(605d) Quantitative Modeling of DNA Grafted Nanoparticle Self-Assembly

Nanoparticle super-lattice engineering, which seeks to design DNA-grafted NPs that self-assemble into desired structures, is a growing field of research because of its relevance to optical band gap materials, sensors etc. In this protocol, single-stranded DNA sequences are grafted to NPs. This motif corresponds to a central NP core grafted with chains with “sticky” ends. DNA “sticky” ends across two particles with complementary strands can hybridize into double-stranded DNA, thus creating an emergent network of interconnected NPs, which under certain conditions crystallizes into a given lattice structure. A simple, but popular model for the prediction of DNA-grafted NP crystal structure was devised by Macfarlane. This Complementary Contact Model views DNA-NP complexes as “fuzzy spheres” where contacts between NPs lead to permanent DNA hybridization.
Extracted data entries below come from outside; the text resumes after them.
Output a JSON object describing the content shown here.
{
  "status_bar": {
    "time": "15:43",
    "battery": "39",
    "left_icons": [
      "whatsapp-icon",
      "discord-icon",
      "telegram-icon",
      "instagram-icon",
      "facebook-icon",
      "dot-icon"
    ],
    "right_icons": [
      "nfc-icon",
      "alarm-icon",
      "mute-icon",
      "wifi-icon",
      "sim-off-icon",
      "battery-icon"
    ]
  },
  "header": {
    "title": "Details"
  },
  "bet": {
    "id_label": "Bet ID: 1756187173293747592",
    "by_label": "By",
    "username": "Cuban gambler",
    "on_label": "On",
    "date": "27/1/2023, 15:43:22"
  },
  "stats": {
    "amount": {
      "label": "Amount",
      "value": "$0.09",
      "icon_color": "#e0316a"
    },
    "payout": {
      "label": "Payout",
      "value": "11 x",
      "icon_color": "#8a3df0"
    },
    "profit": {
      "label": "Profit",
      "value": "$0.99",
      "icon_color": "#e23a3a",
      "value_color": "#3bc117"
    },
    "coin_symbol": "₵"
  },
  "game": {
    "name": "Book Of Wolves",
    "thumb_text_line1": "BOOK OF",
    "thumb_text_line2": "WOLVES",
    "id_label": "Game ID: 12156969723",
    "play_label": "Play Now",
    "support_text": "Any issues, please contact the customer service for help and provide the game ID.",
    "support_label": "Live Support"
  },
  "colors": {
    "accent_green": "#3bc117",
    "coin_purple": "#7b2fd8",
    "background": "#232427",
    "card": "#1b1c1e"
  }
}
However, despite its success, the model is limited in its prediction abilities to four broad classes of structure and cannot differentiate between different crystals within those classes. Here, we propose an extension of the model to allow for grafting of two different types of complementary linkers on each particle and incorporate hybridization between particles for both similar and different particles. These modifications enabled us to predict grafting density of DNA linkers on each particle that will result in a transition from a body-centered cubic structure to a face-centered cubic structure formation. Furthermore, the model can now differentiate between different types of crystal structure from the same class such as a disordered FCC, CuAu, and regular FCC structure – in a manner that is apparently in good agreement with the recent experiments of Gang and his coworkers. These new developments allow for a wider selection of design parameters of DNA-NP mixtures and thus can increase the selectivity of the final structure of the system.